If you want to then push that model to HuggingFace, since we’ve transformed our model, the function to push will be the same as above, but we’ll just direct it to a different repository (monotykamary/alpaca-7b-lora-merged-dwarves-poc):

model.push_to_hub("monotykamary/alpaca-7b-lora-merged-dwarves-poc", use_auth_token=True)

Full Google Colab Example + HuggingFace

All of our examples, findings, and work are available on our Google Colab. You can view it there to get a full picture of our training pipeline.

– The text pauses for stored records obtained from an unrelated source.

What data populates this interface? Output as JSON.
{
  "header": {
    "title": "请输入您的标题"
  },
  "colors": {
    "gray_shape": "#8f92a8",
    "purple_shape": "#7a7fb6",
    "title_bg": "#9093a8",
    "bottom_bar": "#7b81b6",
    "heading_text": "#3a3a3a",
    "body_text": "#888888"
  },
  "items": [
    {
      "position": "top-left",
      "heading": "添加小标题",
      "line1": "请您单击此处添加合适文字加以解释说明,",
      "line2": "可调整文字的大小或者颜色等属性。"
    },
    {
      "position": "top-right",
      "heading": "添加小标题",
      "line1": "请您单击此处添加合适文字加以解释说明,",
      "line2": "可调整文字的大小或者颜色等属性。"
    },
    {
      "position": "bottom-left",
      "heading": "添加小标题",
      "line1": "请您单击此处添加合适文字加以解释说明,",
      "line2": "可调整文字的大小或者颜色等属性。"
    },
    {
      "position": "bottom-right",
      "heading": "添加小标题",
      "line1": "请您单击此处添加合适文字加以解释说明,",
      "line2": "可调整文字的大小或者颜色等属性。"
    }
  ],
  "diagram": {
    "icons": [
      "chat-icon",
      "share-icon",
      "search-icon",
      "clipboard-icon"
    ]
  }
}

You can also view our dataset and our output models on HuggingFace:

Further work

Our next step will likely be experimenting with different tuning methods and with much larger datasets to help our models better output certain dialogue patterns. We are interested in testing out a few ideas on applying Langchain with our fine-tuned models as well.

In addition, we also aim to make our pipeline more cloud agnostic by using SkyPilot. Google Colab and other tools have their own hardware limitations, not to mention high overhead costs for hosting portable Jupyter notebooks. Tools like SkyPilot is the novel equivalent of an easier-to-use Terraform for AI workloads. Vicuna also used SkyPilot to fine-tune their models, so we’re excited to try it out.

Conclusion

In conclusion, after looking through a ton of resources, we were able to walk our first baby steps into the world of LLMs. Fine-tuning with PEFT LoRA has been a very insightful experience and has kind of opened our eyes to the fact of how low the barrier to entry AI has gotten. There’s still of course a bit of nuance and “maneuvering” left to do with these models before they are app-ready, but we’re looking forward to how we can apply these in the future.